By now, we have all heard about the fallout between the automotive supplier, Visteon and its former CEO, Timothy Leuliette. Although most coverage has focused on the salacious backdrop, the battle between Visteon and Leuliette serves as an important reminder that a court is not necessarily bound by two-party non-disclosure agreements and that previously sealed documents can indeed be unsealed by court order. On the broader level, the case raises questions regarding whether private arbitration is an appropriate alternative to litigation for sensitive matters at publicly traded companies.
At the request of Visteon's board, Leuliette resigned in June 2015 and sought significant retirement benefits he deemed were outlined in his employee agreement. When the two sides couldn't agree, they were ordered to arbitration, despite Visteon's desire to litigate the matter.
Initially, the private arbitration proceeded with expectation records would remain private and sealed. Among the key issues for consideration was whether or not Leuliette had been fired for cause. As explained in the award, "the circumstances surrounding Leuliette’s termination are somewhat unusual: he was initially terminated without cause and then, nearly a year later, Visteon sought to transform his termination into one with cause based on the result of their investigation of his conduct."

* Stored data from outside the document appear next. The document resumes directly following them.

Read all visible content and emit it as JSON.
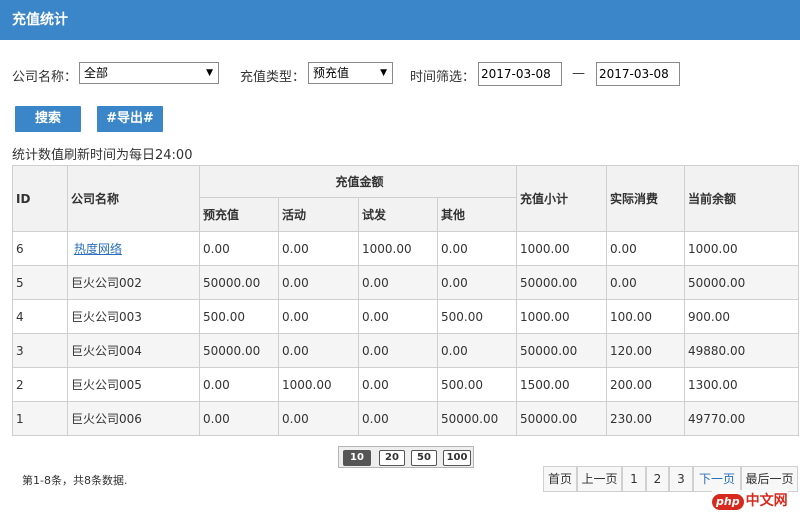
{
  "header": {
    "title": "充值统计"
  },
  "filters": {
    "company_label": "公司名称：",
    "company_value": "全部",
    "type_label": "充值类型：",
    "type_value": "预充值",
    "time_label": "时间筛选：",
    "date_from": "2017-03-08",
    "date_sep": "—",
    "date_to": "2017-03-08"
  },
  "actions": {
    "search": "搜索",
    "export": "#导出#"
  },
  "note": "统计数值刷新时间为每日24:00",
  "table": {
    "headers": {
      "id": "ID",
      "company": "公司名称",
      "amount_group": "充值金额",
      "prepaid": "预充值",
      "activity": "活动",
      "trial": "试发",
      "other": "其他",
      "subtotal": "充值小计",
      "actual": "实际消费",
      "balance": "当前余额"
    },
    "rows": [
      [
        "6",
        "热度网络",
        "0.00",
        "0.00",
        "1000.00",
        "0.00",
        "1000.00",
        "0.00",
        "1000.00"
      ],
      [
        "5",
        "巨火公司002",
        "50000.00",
        "0.00",
        "0.00",
        "0.00",
        "50000.00",
        "0.00",
        "50000.00"
      ],
      [
        "4",
        "巨火公司003",
        "500.00",
        "0.00",
        "0.00",
        "500.00",
        "1000.00",
        "100.00",
        "900.00"
      ],
      [
        "3",
        "巨火公司004",
        "50000.00",
        "0.00",
        "0.00",
        "0.00",
        "50000.00",
        "120.00",
        "49880.00"
      ],
      [
        "2",
        "巨火公司005",
        "0.00",
        "1000.00",
        "0.00",
        "500.00",
        "1500.00",
        "200.00",
        "1300.00"
      ],
      [
        "1",
        "巨火公司006",
        "0.00",
        "0.00",
        "0.00",
        "50000.00",
        "50000.00",
        "230.00",
        "49770.00"
      ]
    ]
  },
  "pagesize": [
    "10",
    "20",
    "50",
    "100"
  ],
  "summary": "第1-8条，共8条数据.",
  "pager": {
    "first": "首页",
    "prev": "上一页",
    "p1": "1",
    "p2": "2",
    "p3": "3",
    "next": "下一页",
    "last": "最后一页"
  },
  "watermark": {
    "badge": "php",
    "text": "中文网"
  }
}
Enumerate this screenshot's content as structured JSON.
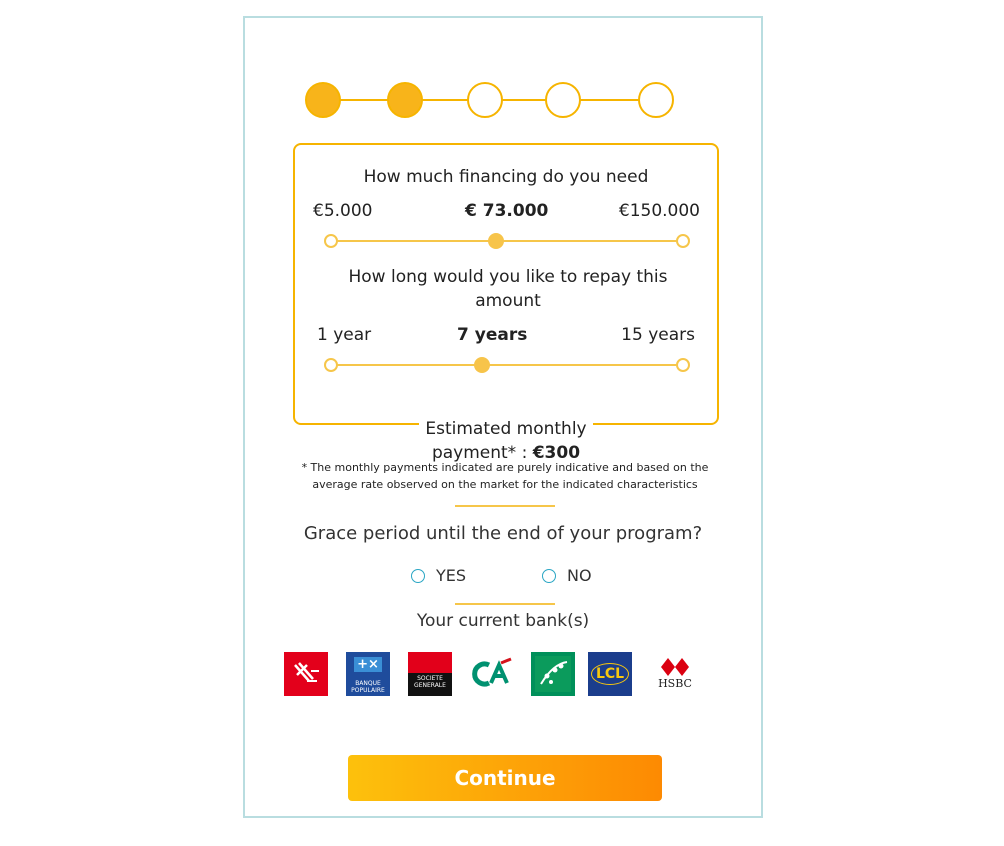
{
  "stepper": {
    "steps": [
      {
        "state": "completed"
      },
      {
        "state": "active"
      },
      {
        "state": "pending"
      },
      {
        "state": "pending"
      },
      {
        "state": "pending"
      }
    ],
    "accent_color": "#f6b400"
  },
  "financing": {
    "question": "How much financing do you need",
    "min_label": "€5.000",
    "value_label": "€ 73.000",
    "max_label": "€150.000",
    "min": 5000,
    "max": 150000,
    "value": 73000
  },
  "duration": {
    "question": "How long would you like to repay this amount",
    "min_label": "1 year",
    "value_label": "7 years",
    "max_label": "15 years",
    "min": 1,
    "max": 15,
    "value": 7
  },
  "estimate": {
    "label": "Estimated monthly payment* :",
    "value": "€300"
  },
  "note": "* The monthly payments indicated are purely indicative and based on the average rate observed on the market for the indicated characteristics",
  "grace": {
    "question": "Grace period until the end of your program?",
    "options": [
      "YES",
      "NO"
    ]
  },
  "banks": {
    "question": "Your current bank(s)",
    "items": [
      {
        "name": "Caisse d'Epargne",
        "icon": "caisse-epargne-logo",
        "color": "#e3001b"
      },
      {
        "name": "Banque Populaire",
        "icon": "banque-populaire-logo",
        "text": "BANQUE POPULAIRE",
        "color": "#1f4c9c"
      },
      {
        "name": "Société Générale",
        "icon": "societe-generale-logo",
        "text": "SOCIETE GENERALE",
        "color": "#e2001a"
      },
      {
        "name": "Crédit Agricole",
        "icon": "credit-agricole-logo",
        "color": "#00855f"
      },
      {
        "name": "BNP Paribas",
        "icon": "bnp-paribas-logo",
        "color": "#008e46"
      },
      {
        "name": "LCL",
        "icon": "lcl-logo",
        "text": "LCL",
        "color": "#1b3d8c"
      },
      {
        "name": "HSBC",
        "icon": "hsbc-logo",
        "text": "HSBC",
        "color": "#db0011"
      }
    ]
  },
  "continue_label": "Continue"
}
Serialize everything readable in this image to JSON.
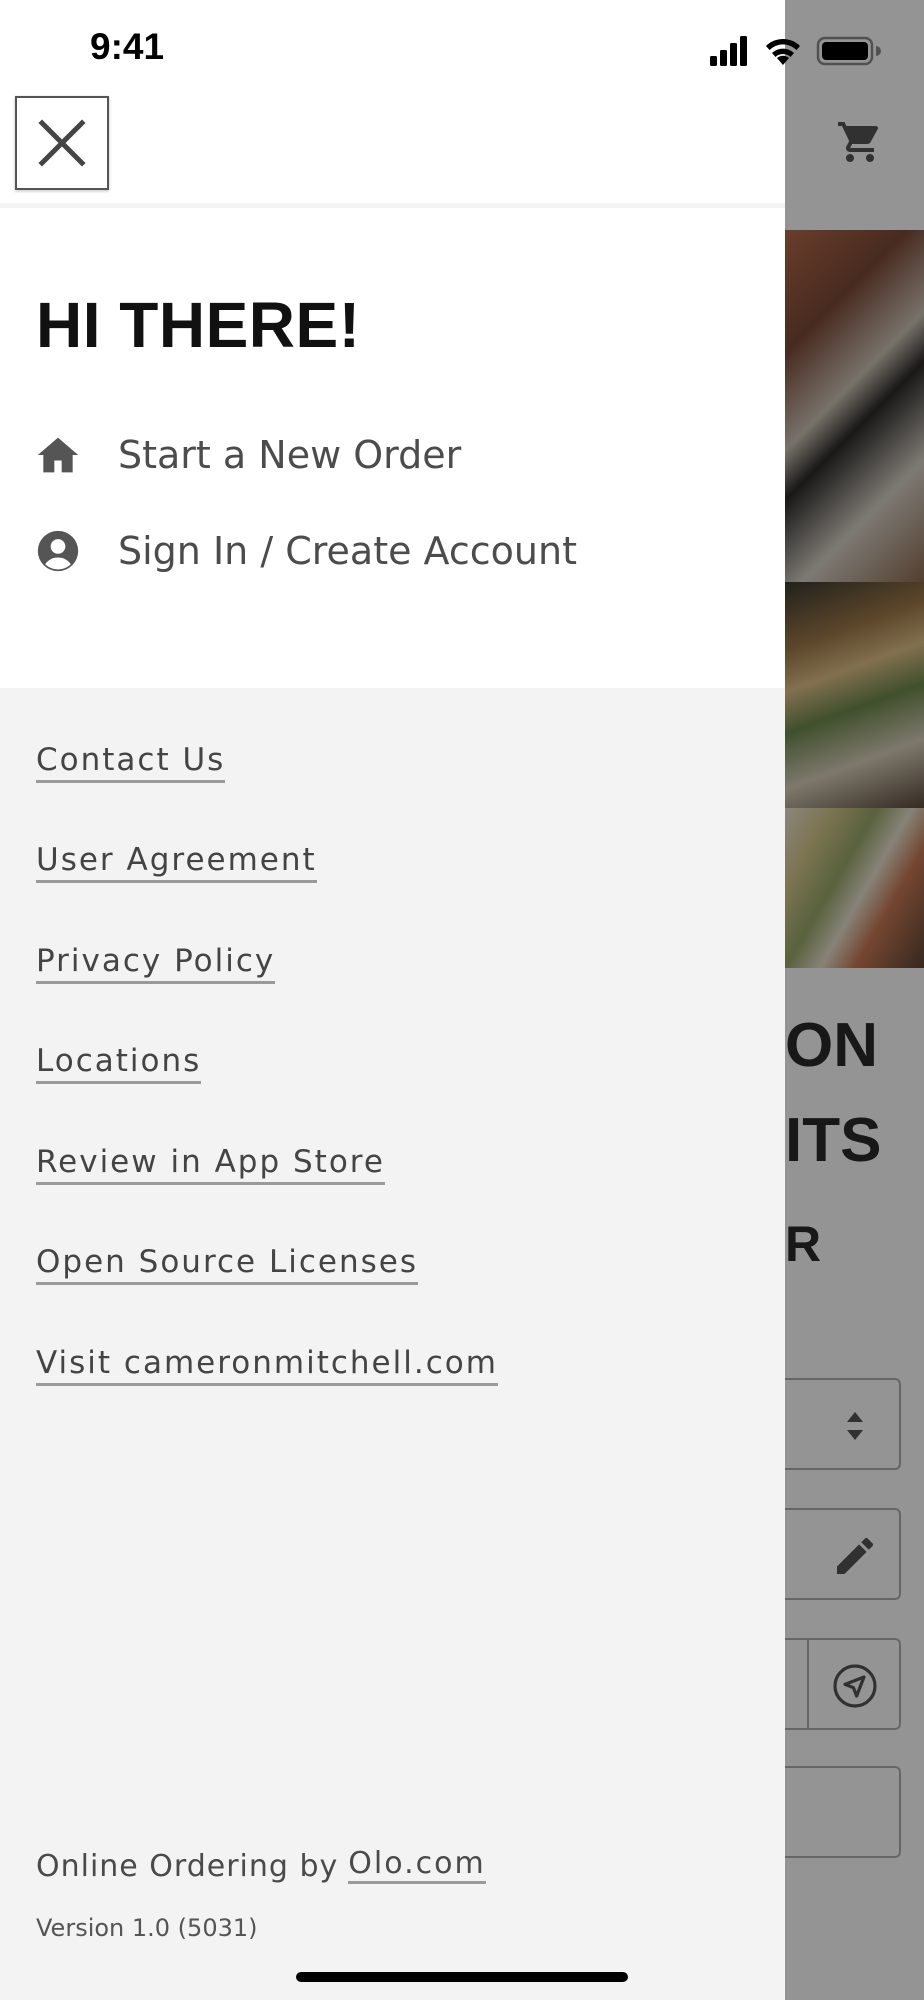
{
  "status_bar": {
    "time": "9:41",
    "icons": [
      "signal-icon",
      "wifi-icon",
      "battery-icon"
    ]
  },
  "background": {
    "cart_icon": "cart-icon",
    "heading_lines": [
      "ON",
      "ITS",
      "R"
    ],
    "field_icons": [
      "select-arrows-icon",
      "pencil-icon",
      "location-arrow-icon"
    ]
  },
  "drawer": {
    "close_icon": "close-icon",
    "greeting": "HI THERE!",
    "menu": [
      {
        "label": "Start a New Order",
        "icon": "home-icon"
      },
      {
        "label": "Sign In / Create Account",
        "icon": "user-circle-icon"
      }
    ],
    "links": [
      "Contact Us",
      "User Agreement",
      "Privacy Policy",
      "Locations",
      "Review in App Store",
      "Open Source Licenses",
      "Visit cameronmitchell.com"
    ],
    "footer": {
      "powered_text": "Online Ordering by",
      "powered_link": "Olo.com",
      "version": "Version 1.0 (5031)"
    }
  },
  "colors": {
    "drawer_top": "#ffffff",
    "drawer_bottom": "#f3f3f3",
    "text_dark": "#111111",
    "text_muted": "#4c4c4c",
    "link_underline": "#9a9a9a",
    "overlay": "rgba(0,0,0,0.42)"
  }
}
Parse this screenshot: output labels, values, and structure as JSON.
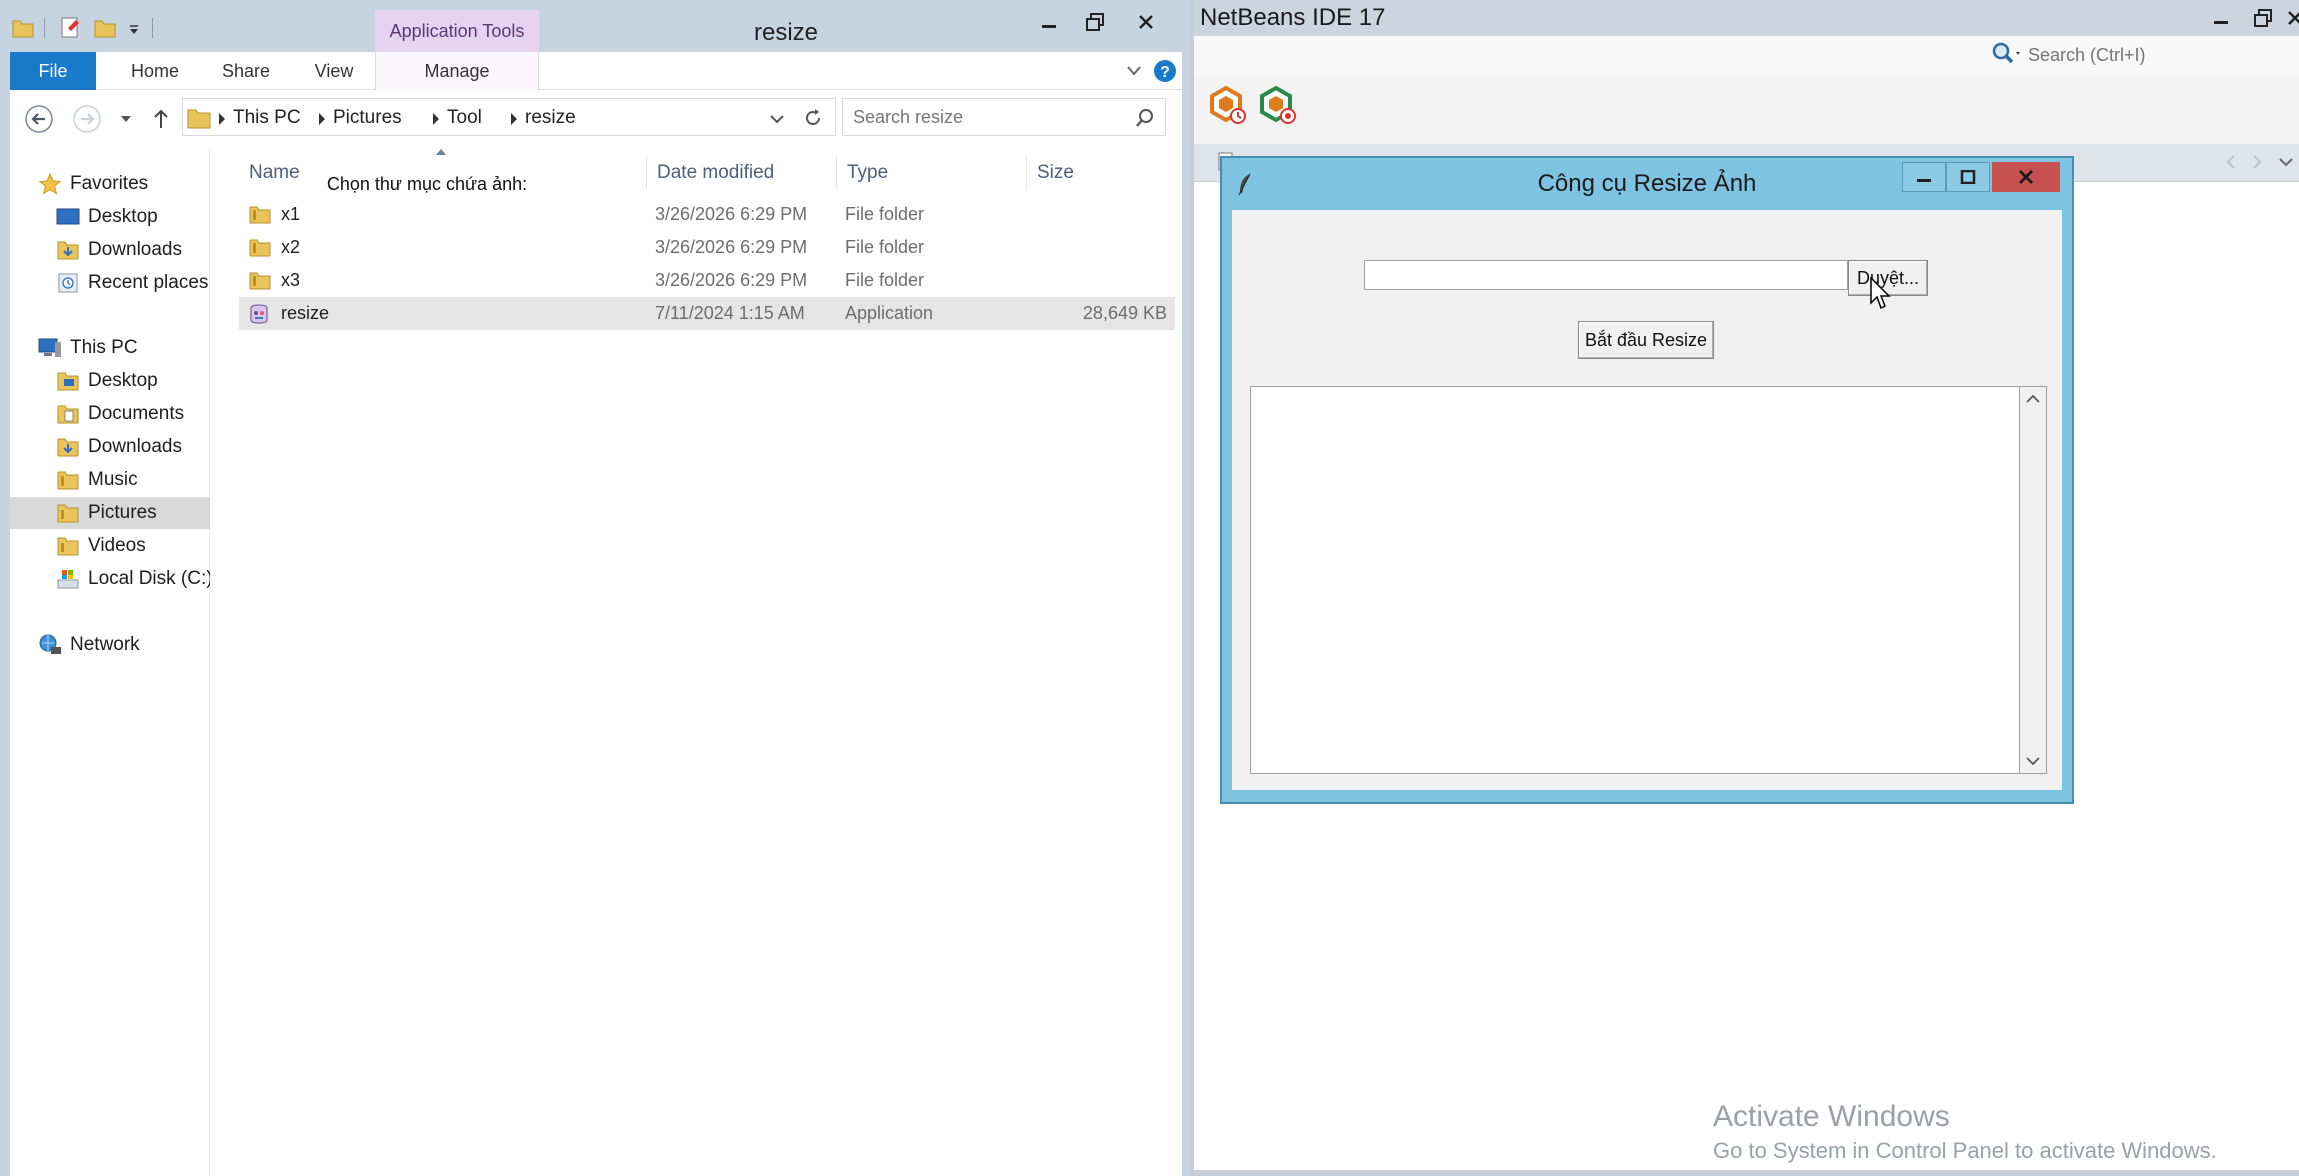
{
  "netbeans": {
    "title": "NetBeans IDE 17",
    "search_placeholder": "Search (Ctrl+I)"
  },
  "explorer": {
    "title": "resize",
    "contextual_tab": "Application Tools",
    "ribbon_tabs": [
      "File",
      "Home",
      "Share",
      "View",
      "Manage"
    ],
    "breadcrumb": [
      "This PC",
      "Pictures",
      "Tool",
      "resize"
    ],
    "search_placeholder": "Search resize",
    "nav": {
      "favorites": "Favorites",
      "favorites_items": [
        "Desktop",
        "Downloads",
        "Recent places"
      ],
      "this_pc": "This PC",
      "this_pc_items": [
        "Desktop",
        "Documents",
        "Downloads",
        "Music",
        "Pictures",
        "Videos",
        "Local Disk (C:)"
      ],
      "network": "Network",
      "selected": "Pictures"
    },
    "columns": [
      "Name",
      "Date modified",
      "Type",
      "Size"
    ],
    "files": [
      {
        "name": "x1",
        "date": "3/26/2026 6:29 PM",
        "type": "File folder",
        "size": ""
      },
      {
        "name": "x2",
        "date": "3/26/2026 6:29 PM",
        "type": "File folder",
        "size": ""
      },
      {
        "name": "x3",
        "date": "3/26/2026 6:29 PM",
        "type": "File folder",
        "size": ""
      },
      {
        "name": "resize",
        "date": "7/11/2024 1:15 AM",
        "type": "Application",
        "size": "28,649 KB"
      }
    ]
  },
  "dialog": {
    "title": "Công cụ Resize Ảnh",
    "label": "Chọn thư mục chứa ảnh:",
    "path_value": "",
    "browse_button": "Duyệt...",
    "start_button": "Bắt đầu Resize"
  },
  "watermark": {
    "line1": "Activate Windows",
    "line2": "Go to System in Control Panel to activate Windows."
  },
  "colors": {
    "file_tab": "#1979ca",
    "contextual_tab": "#e6d3f1",
    "dialog_frame": "#7ec4e2",
    "dialog_close": "#c75050"
  }
}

Those investigations centered on Leuliette's purported inappropriate use of corporate computers.
Given the accusations and unusual terms of dismissal, it's not surprising the applicable agreements, including the employee agreement and stock units agreement, failed to address what should happen when a termination without cause is later transformed into a termination with cause.
Arbitration concluded in October 2017, with Leuliette receiving just $16.7 million of the $61 million he originally demanded.
Motion to Confirm Filed in the Eastern District of Michigan
Here's where it gets interesting. In January 2018, Leuliette sought to confirm the arbitration award while asking the court keep the award and all relevant documentation under seal. He argued that virtually all of the filings in the matter should remain private because they concerned “sensitive and private conduct.”
For its part, Visteon filed a motion to seek partial vacatur of the award and urged the Court to unseal all of the pleadings and exhibits, arguing the case involves matters of public concern – the termination of the CEO of a publicly traded company and award of his severance benefits.
Federal Judge Terrance Berg sided with Visteon and ordered the documents be unsealed.
Opinion and Fallout
In his opinion, Judge Berg noted, “simply showing that the information would harm [a party’s] reputation is not sufficient to overcome the strong common law presumption in favor of public access to court proceedings and records." The Court acknowledged "arbitration hearings normally proceed outside of the public sphere. However, this veil of secrecy is lifted once the parties turn to federal court to confirm, vacate or modify an arbitration award."
The judge's opinion demonstrates that only the most compelling reasons can overcome the strong presumption in favor of allowing the public to access court documents, and harm to a party’s reputation is simply not compelling enough.
Perhaps the decision will reach beyond the case itself. For publicly traded companies like Visteon, is private arbitration a viable alternative to litigation when it involves high level executives if confidentially is desired? What level of transparency is promised to shareholders?
Visteon v. Leuliette shows there is a great premium on transparency. What individuals and companies perceive, and even agree, is confidential can quickly become public. For Leuliette, that lesson may have come too late.